The government's plans to cut tax credits will face their fiercest opposition yet today as peers consider killing the reforms.
The House of Lords is set to debate and vote on four amendments this afternoon to the proposed cuts to in-work benefits, including a “fatal motion” which could stop the cuts altogether but trigger a constitutional crisis over peers' influence.
The other three are:
- An amendment put forward by Baroness Meacher, seeks to prevent consideration of the bill until a report has been published considering the Institute for Fiscal Studies (IFS) analysis of the impact of the cuts.
- A different proposal, put forward by Labour peer Baroness Hollis, looks to delay the implementation of tax credit cuts until there is "full transitional protection for a minimum of three years" for those who currently receive tax credits.
- And the final amendment, put forward by the bishop of Portsmouth, is a so-called motion of regret, which would call on the government to consult further on the cuts but would not stop them from going into effect.
The government has come under mounting pressure from both the right and the left to U-turn on the proposals, or at the very least introduce additional measures to mitigate the effects of the cuts, which new analysis out this morning says would leave two-thirds of working tax credit recipients worse off.

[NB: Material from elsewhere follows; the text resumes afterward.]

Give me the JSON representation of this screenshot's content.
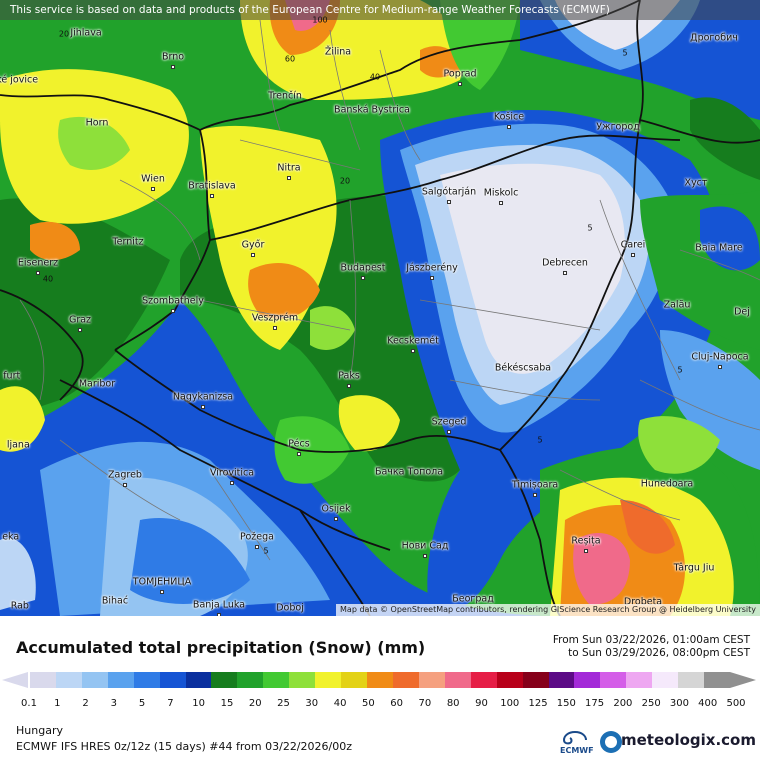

Cabinet minister Matthew Hancock seemed to indicate that the government would soften the blow of the cuts, telling Radio 4 this morning that chancellor George Osborne is "very much in listening mode".
The Prime Minister's spokeswoman, however, said this morning: "The policy is the policy and it is not going to change".
But she left the door open to possible further policy changes in the Autumn Statement later this year, saying: "The point that we are making is that the chancellor has a track record of delivering budgets that back working people and that benefit working people and we will be a government that continues to pursue that approach."